I feel like I should begin with a public confession:
My name is Susan.
I am a neglectful gardener.
The Southwest is in a several-year-long drought. Last year brought just over two-thirds of “normal” precipitation here, a dismal 6.7 inches of moisture. In the first two months of this year, we’ve dropped to less than half of normal, receiving a whopping one-third of an inch so far.
South-central Colorado, where I live, is officially in “severe” drought. (Other parts of the state are in extreme or exceptional drought. In this case, being exceptional is really, really not good.)
Normally in dry winters I give my native grassland yard and kitchen garden a good soak in one of our periodic mild spells. Not this winter. I’ve been so absorbed with finishing the house that I’ve completely neglected the yard and garden.
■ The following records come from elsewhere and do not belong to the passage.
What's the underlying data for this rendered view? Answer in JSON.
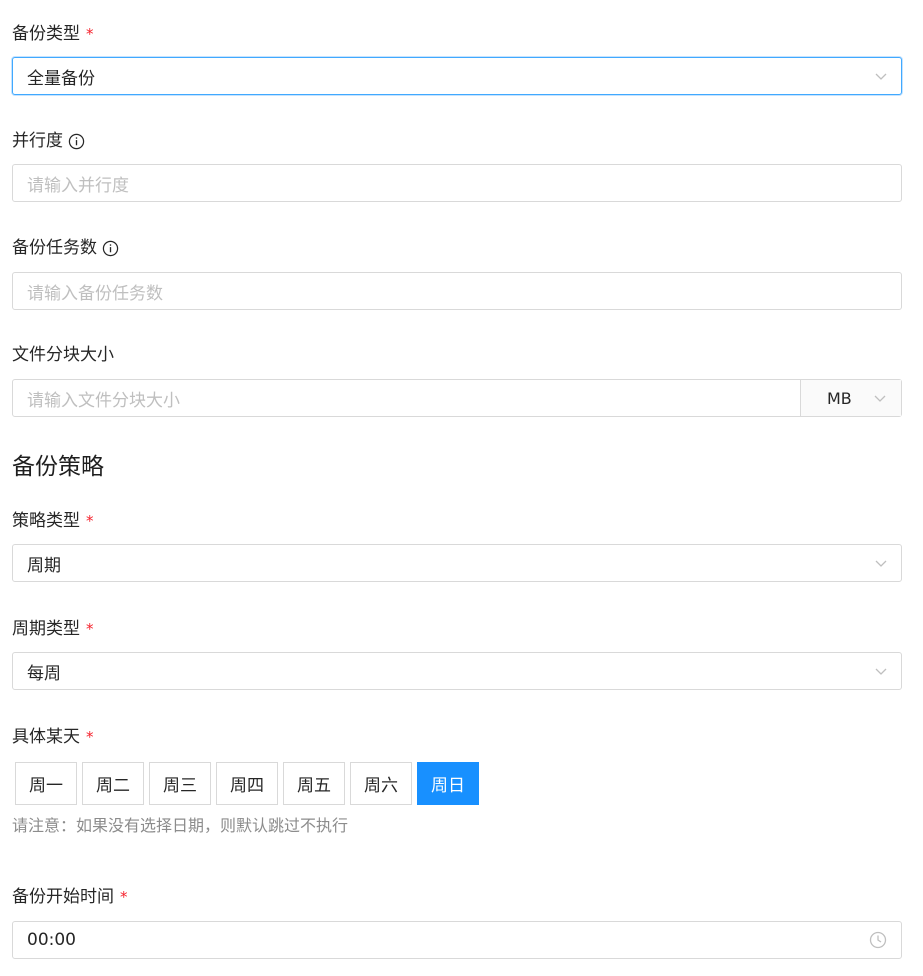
{
  "backup_type": {
    "label": "备份类型",
    "required_mark": "*",
    "value": "全量备份"
  },
  "parallelism": {
    "label": "并行度",
    "placeholder": "请输入并行度"
  },
  "backup_tasks": {
    "label": "备份任务数",
    "placeholder": "请输入备份任务数"
  },
  "chunk_size": {
    "label": "文件分块大小",
    "placeholder": "请输入文件分块大小",
    "unit": "MB"
  },
  "section_title": "备份策略",
  "strategy_type": {
    "label": "策略类型",
    "required_mark": "*",
    "value": "周期"
  },
  "cycle_type": {
    "label": "周期类型",
    "required_mark": "*",
    "value": "每周"
  },
  "specific_day": {
    "label": "具体某天",
    "required_mark": "*",
    "days": [
      "周一",
      "周二",
      "周三",
      "周四",
      "周五",
      "周六",
      "周日"
    ],
    "selected": "周日",
    "note": "请注意：如果没有选择日期，则默认跳过不执行"
  },
  "start_time": {
    "label": "备份开始时间",
    "required_mark": "*",
    "value": "00:00"
  },
  "colors": {
    "accent": "#1890ff",
    "required": "#f5222d",
    "border": "#d9d9d9",
    "placeholder": "#bfbfbf"
  },
  "icons": {
    "select": "chevron-down-icon",
    "info": "info-icon",
    "time": "clock-icon"
  }
}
Native plants are tough. They can survive droughts. But I want the wildflowers to really pop and the kitchen garden to look its delectable best this spring when I’m showing the house to potential buyers.
Now it’s so dry that the deer have cut dusty trails through the bunchgrass grassland, and the organic mulch topping the raised beds in the kitchen garden has weathered gray.
On warm weekend days, I think about watering. And instead head for the shop to rip, sand, and paint trim, and then haul it inside and fire up the air compressor and pneumatic nailer.

I’m not complaining, mind you. This particular trim carpentry project is very satisfying since I’m completing the house Richard helped build. Now that I’m close to finishing the interior door and window trim, I’m pretty eager to just. get. it. done.
So feeling guilty is as far as I’ve gotten with watering. Until today, when I figured that if I ate my lunch at my desk while I wrote, I could take my half-hour of lunch break to water the kitchen garden.
It was 53 degrees F and breezy out, considerably warmer than the dawn temperature of six above. I grabbed the watering wand, and turned on the hose faucet for the first time since, oh, early November.
I poked a finger through the mulch in the bed where I normally grow broccoli, beets, and sugar-snap peas, and was surprised to find that an inch down below the powder-dry surface, the soil was barely moist. Definitely an argument for mulching the garden in winter. (I use an organic cotton boll compost; it’s acidified to counteract the alkaline tendencies of my garden soil.)
The big surprise though came when I pulled back the double-layer of row cover on the greens bed. It’s a summer squash bed in the warm months; after the first hard frost, I yank the dead plants and seed in spinach, lettuce and mesclun mixes. They sprout before winter comes, and then (I hope) stay alive through December and January’s sub-zero nights to get a jump-start on spring.
Under the protection of the row cover, not only was the soil moist and dark, it was dotted with green: tiny spinach plants, mache (also called corn salad) with its succulent, round leaves, and the ruffled red and green leaves of Monet’s Garden Mesclun!
A big thank-you to Renee Shepherd and Renee’s Garden for finding and growing seed varieties that are not only delicious and beautiful, but tough too.
According to my garden journal, I planted these greens October 14th, watered them a time or two over the next four weeks, and then clamped the row cover securely–and neglected the planting until now. They not only survived an extra-cold, extra-dry winter, they’re ready to thin and eat. Wow.
Lunch tomorrow will feature my first home-grown salad of the year. Thanks, Renee!